Homeostatic Metaplasticity of Human Cerebral Cortex
Evidence from animal data and slice preparations suggests that homeostatic mechanisms exist in order to keep neuronal excitability of the cerebral cortex within a physiologically useful range. Combining two different transcranial stimulation techniques, i.e., transcranial direct current stimulation (tDCS) and repetitive transcranial magnetic stimulation (rTMS), we demonstrated that homeostatic-like mechanisms could also be found non-invasively in the human motor cortex (M1) of healthy subjects. The amount and direction of rTMS-induced excitability changes, indexed by the amplitudes of motor evoked potentials (MEP), depended on the type of preconditioning with tDCS. rTMS, that was ineffective after sham tDCS, induced lasting inhibition when given after facilitatory anodal tDCS and lasting facilitation when given after inhibitory cathodal tDCS, irrespective of rTMS-frequency. These mechanisms turned out to be different in primary visual cortex (V1). Here, phosphene thresholds (PT) could be modulated with tDCS and rTMS, like MEP in M1. However, PTs only showed a modest tendency towards inhibition when rTMS was given after facilitatory tDCS of V1, and no homeostatic-like effect could be observed after preconditioning with cathodal tDCS, indicating substantial differences between the two cortices regarding their control of excitability. Finally, we tested homeostatic-like mechanisms in M1 in migraine patients. We found that migraineurs were fully capable of developing inhibition with facilitatory counter-regulation after cathodal tDCS and consecutive rTMS. However, in contrast to the control group patients were not able to develop intrinsic inhibitory counter-regulation when rTMS was given on a raised excitability level after anodal tDCS, indicating deficient homeostasis of cortical excitability with impaired inhibitory mechanisms in migraine. This deficit may be used as a physiological parameter for therapeutic drug monitoring in future studies.

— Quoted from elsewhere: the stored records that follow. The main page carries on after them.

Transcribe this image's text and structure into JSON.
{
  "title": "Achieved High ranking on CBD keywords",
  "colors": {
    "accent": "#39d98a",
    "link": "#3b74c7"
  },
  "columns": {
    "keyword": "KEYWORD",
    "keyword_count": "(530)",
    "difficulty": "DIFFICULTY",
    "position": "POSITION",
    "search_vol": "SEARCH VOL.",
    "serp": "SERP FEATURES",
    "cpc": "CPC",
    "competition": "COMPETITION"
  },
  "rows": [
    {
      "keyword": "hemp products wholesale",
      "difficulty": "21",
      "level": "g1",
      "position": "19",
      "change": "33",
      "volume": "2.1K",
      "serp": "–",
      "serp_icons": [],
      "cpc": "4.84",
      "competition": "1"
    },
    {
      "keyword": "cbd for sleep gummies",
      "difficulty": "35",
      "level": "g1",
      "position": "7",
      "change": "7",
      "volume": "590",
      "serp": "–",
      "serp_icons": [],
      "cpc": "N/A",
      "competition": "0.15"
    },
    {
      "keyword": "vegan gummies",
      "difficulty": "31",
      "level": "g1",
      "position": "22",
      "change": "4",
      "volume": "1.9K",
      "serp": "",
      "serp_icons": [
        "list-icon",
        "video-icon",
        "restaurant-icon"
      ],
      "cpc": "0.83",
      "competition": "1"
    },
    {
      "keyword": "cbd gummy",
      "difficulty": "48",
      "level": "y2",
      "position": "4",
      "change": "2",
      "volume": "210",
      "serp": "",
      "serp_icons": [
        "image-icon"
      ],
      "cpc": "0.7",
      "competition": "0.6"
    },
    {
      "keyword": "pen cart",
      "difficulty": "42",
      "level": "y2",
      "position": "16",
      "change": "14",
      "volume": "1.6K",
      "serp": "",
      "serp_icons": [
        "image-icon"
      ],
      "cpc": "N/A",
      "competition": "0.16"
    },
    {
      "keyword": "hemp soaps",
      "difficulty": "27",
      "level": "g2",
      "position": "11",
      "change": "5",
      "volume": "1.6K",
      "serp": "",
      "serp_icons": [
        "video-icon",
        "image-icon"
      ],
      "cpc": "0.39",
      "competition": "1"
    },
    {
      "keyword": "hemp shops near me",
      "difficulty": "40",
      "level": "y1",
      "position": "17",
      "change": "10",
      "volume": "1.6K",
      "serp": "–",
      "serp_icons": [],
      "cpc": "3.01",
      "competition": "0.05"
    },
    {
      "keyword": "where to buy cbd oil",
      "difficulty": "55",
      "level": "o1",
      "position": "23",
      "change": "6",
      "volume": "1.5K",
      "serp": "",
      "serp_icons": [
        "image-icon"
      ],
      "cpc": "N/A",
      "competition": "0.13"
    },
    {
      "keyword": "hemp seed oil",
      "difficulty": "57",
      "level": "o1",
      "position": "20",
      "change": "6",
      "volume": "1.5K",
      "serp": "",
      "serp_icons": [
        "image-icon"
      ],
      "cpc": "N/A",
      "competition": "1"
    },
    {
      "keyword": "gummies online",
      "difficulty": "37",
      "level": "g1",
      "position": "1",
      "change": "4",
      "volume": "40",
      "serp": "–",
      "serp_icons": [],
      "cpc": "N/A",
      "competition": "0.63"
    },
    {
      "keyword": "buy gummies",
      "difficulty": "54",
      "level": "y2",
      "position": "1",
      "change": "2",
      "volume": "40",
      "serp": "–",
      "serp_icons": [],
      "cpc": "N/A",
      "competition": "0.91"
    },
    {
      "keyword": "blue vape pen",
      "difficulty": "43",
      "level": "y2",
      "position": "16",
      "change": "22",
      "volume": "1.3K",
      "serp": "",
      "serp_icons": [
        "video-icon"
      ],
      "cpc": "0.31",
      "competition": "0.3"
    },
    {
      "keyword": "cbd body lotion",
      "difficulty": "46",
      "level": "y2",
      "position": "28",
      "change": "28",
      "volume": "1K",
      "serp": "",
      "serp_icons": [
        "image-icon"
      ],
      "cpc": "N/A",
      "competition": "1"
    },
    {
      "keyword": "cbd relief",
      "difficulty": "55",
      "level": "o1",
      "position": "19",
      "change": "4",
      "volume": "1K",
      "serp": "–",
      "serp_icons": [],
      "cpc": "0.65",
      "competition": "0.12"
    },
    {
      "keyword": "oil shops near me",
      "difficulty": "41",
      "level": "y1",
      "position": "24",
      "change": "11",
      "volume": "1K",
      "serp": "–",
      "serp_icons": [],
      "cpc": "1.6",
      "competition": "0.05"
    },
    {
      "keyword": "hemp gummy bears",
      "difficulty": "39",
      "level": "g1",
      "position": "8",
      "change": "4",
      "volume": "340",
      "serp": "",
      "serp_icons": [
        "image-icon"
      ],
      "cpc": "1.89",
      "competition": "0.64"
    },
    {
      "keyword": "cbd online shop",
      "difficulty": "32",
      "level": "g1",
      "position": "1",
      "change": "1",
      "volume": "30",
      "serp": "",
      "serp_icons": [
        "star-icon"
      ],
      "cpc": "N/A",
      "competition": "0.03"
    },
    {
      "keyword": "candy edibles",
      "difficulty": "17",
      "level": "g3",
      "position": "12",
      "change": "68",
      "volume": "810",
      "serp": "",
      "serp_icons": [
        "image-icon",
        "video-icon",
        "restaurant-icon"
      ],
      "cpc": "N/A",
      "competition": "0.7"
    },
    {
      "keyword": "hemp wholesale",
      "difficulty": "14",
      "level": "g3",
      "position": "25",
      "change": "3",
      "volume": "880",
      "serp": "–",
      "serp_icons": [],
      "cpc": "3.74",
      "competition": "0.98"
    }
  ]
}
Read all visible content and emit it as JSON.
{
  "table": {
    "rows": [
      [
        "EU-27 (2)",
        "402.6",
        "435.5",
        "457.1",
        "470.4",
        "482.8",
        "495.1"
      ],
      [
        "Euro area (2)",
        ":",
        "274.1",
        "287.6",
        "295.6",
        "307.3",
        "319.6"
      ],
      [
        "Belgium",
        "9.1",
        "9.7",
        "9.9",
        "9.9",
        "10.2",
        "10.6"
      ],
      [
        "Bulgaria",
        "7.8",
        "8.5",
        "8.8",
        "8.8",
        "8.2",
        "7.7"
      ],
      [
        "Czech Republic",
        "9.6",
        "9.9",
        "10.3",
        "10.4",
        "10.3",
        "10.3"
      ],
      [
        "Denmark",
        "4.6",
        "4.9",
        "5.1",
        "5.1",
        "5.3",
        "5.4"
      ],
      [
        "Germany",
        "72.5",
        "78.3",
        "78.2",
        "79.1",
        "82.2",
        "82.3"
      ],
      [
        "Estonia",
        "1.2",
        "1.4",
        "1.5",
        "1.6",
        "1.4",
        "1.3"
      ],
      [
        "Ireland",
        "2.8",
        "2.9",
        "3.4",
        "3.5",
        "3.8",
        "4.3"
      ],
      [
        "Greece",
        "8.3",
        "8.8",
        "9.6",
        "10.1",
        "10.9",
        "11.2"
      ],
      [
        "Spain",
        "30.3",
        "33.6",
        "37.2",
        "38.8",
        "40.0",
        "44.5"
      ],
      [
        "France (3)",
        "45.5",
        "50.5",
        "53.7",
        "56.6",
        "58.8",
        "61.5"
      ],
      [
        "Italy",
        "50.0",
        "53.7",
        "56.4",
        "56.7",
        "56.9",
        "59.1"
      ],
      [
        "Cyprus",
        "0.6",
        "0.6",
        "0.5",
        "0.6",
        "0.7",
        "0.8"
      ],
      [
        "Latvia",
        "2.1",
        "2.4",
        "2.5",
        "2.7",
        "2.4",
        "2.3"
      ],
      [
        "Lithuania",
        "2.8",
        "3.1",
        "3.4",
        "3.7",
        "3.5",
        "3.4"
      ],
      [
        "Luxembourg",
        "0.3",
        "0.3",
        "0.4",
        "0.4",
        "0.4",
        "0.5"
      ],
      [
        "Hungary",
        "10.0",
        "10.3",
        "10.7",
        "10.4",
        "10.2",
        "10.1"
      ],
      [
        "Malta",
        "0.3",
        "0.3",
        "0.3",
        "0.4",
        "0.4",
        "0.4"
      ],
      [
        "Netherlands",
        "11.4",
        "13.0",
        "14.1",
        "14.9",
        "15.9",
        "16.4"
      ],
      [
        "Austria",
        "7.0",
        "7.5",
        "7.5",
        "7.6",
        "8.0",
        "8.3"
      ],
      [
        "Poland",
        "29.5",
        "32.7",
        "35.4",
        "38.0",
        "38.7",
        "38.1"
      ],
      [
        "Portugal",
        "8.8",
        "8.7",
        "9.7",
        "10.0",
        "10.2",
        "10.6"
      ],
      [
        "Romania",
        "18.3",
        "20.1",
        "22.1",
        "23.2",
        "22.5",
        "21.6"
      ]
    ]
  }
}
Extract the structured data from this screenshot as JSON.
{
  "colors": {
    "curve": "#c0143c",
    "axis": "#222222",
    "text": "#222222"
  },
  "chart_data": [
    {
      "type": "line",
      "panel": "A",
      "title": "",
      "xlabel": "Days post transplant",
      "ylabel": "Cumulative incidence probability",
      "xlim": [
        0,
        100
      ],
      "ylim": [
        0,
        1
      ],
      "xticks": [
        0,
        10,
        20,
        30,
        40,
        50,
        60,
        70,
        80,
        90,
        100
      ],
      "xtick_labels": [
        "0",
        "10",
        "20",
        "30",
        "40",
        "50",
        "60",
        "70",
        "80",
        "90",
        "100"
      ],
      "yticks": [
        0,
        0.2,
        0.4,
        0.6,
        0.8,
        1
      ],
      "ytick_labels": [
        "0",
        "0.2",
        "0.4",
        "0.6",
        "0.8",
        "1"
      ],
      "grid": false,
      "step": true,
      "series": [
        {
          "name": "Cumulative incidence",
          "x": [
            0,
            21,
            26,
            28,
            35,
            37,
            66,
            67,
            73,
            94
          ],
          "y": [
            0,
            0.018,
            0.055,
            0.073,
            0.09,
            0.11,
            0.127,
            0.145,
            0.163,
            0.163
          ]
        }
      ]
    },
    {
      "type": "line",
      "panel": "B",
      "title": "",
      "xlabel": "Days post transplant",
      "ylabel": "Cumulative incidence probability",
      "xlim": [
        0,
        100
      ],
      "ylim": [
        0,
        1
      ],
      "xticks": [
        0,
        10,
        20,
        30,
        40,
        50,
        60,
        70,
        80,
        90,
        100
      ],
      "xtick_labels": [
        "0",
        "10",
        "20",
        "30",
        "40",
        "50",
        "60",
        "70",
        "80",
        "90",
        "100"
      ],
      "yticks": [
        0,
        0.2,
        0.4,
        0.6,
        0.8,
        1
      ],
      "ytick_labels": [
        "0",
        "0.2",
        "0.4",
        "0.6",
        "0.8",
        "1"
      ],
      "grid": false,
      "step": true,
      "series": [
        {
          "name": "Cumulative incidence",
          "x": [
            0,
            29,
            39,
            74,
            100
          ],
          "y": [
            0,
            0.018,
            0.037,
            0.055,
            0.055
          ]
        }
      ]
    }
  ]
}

Pharmacological Modulation of Neuroplasticity
Understanding development of plasticity in the human brain is of crucial importance for developing rational therapeutic strategies against diseases of the central nervous system which involve altered brain activity. In man pharmacological interventions are well suited to explore transmitters and neuromodulators involved in human neuroplasticity induced by non-invasive brain stimulation. An overview of the current state of research on the interaction of transcranial stimulation and neuropharmacology of central nervous plasticity in the human brain will be given. For this an order along the main neurotransmitters involved is pursued.